Cumhurbaşkanımız Erdoğan’ın dediği gibi ABD, Türkiye’nin ‘stratejik ortağı, model ortağı, çok yönlü müttefiki’dir. Türkiye’nin müttefikinden bu dostluğu beklemesi hakkıdır.
Türkiye’nin dostluk beklediği konularda adım atması aynı zamanda ABD’nin kendi lehinedir. ABD izlediği politikalarla iki açıdan kaybediyor.
Birincisi, özgürlükler ülkesi ABD imajı en azından dünyanın geri kalanında sarsılıyor. Darbelerle, savaşlarla, antidemokratik müdahalelerle, otoriter rejimlerle ve PYD gibi terör örgütleriyle anılan bir ülke, demokratik cazibesini ve iddialarını kaybeder.
İkincisi, dış politika vizyonu müttefikler üzerinden gerçekleştirilir, PYD gibi maşalar üzerinden yürütülen bir dış politika çökmeye mahkûmdur.

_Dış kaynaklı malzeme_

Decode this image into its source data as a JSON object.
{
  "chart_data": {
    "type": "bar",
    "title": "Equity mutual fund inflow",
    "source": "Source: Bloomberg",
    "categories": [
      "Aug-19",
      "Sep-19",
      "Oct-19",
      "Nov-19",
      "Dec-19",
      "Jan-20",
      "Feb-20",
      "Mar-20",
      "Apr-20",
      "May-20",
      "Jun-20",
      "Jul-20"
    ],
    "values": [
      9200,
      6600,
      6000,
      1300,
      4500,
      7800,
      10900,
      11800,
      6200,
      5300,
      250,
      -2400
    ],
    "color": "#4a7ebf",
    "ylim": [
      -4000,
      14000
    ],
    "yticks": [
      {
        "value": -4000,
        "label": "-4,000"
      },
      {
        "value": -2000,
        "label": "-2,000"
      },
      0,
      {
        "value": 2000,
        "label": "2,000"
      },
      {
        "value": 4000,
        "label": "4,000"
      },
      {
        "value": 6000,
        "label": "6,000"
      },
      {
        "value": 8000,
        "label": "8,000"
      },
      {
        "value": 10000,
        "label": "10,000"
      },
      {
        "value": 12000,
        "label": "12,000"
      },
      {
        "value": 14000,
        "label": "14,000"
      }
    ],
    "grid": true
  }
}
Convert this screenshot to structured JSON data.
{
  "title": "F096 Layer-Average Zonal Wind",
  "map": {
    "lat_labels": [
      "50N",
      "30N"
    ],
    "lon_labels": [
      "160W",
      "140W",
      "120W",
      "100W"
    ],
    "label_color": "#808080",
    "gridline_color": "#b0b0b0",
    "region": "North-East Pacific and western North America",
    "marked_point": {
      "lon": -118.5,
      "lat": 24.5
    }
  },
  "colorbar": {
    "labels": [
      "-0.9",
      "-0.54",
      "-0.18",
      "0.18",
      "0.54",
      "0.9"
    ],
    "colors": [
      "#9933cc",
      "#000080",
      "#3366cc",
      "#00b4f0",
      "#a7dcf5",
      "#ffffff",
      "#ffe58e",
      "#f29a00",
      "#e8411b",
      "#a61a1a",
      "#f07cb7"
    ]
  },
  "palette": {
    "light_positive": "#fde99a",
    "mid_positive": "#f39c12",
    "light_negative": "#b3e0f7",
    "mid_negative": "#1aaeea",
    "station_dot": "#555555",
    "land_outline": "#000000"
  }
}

“Stratejik ilişki”yerine “araçsal ilişki” ile yol almaya çalışan ülkeler anlık fayda sağlar, uzun vadeli çıkarlarını kaybederler. ABD bölgede hangi müttefiklerle hareket edeceğine doğru karar vermelidir. PYD gibi bir örgüt maşa olabilir, tetikçi olabilir ama stratejik ilişki kurulacak bir müttefik olamaz. ABD bütün Ortadoğu politikasını böyle bir ilişki üzerinden kurgulamaya kalkarsa büyük hata eder.
ABD’nin yeni başkanı Trump’ın el atması gereken temel konulardan birisi budur. Halihazırda Trump’a brifingler veriliyor, ABD’nin dünya üzerindeki ilişkileri, politikaları, vizyonu anlatılıyor.
Trump önüne konulan birçok dosyada Türkiye’nin oynadığı rolünü görecektir. Bosna-Hersek başta olmak üzere Balkan ülkeleriyle ilgili dosyalarda Türkiye başat aktörlerden biridir. Afganistan’dan Somali’ye, NATO’dan G-20’ye, Kıbrıs’tan AB’ye kadar birçok dosyanın içinde Türkiye ile işbirliği boyutları bulunmaktadır. Bu kadar köklü ve tarihi bir işbirliği yanında PYD gibi dönemsel ve lokal bir aktör adeta yok hükmündedir.
Türkiye, ABD için ne kadar değerli bir müttefikse, Cumhurbaşkanı Erdoğan da bölgede o derece önemli bir siyasi liderdir.
Anti-semitizmle mücadele,Anti-Amerikancılıkla mücadele,aşırılıklarla mücadele,DEAŞ gibi terör örgütleriyle mücadele gibi ABD’nin önemsediği birçok konuda Erdoğan’ın bölgede vereceği mesajlar ve sergileyeceği siyasi liderlik büyük önem taşır.
İslam dünyası ve Ortadoğu söz konusu olduğunda Erdoğan’ın liderliği gözardı edilemeyecek bir kıymettedir.
Erdoğan’ın Mısır’da yaptığı laiklik konuşması veya Türkiye’de geliştirdiği muhafazakâr-demokrat siyasi kimlik bölge halkları üzerinde ciddi bir etki oluşturmuştur.
Trump’ın İslam dünyasını tek bir blok olarak görerek DEAŞ veya el-Kaide üzerinden okumaya kalkması zaten başlı başına bir sorun oluşturabilir.Böyle bir yaklaşım ABD’yi de, dünyayı da farklı gerilimlerin içine sokabilir. Erdoğan’ın bu konuda oynayacağı rol de kritiktir.Erdoğan’ın medeniyetler ittifakı gibi girişimleri yeni dönemde daha da önemli bir hal alacaktır.
ABD ile stratejik/model ortaklık bir günde oluşmadı, bir günde de yok olmaz. Ama bu ortaklığın birinci şartı ‘dostluk’a dayanması, güven ve samimiyet temelinde ilerlemesidir.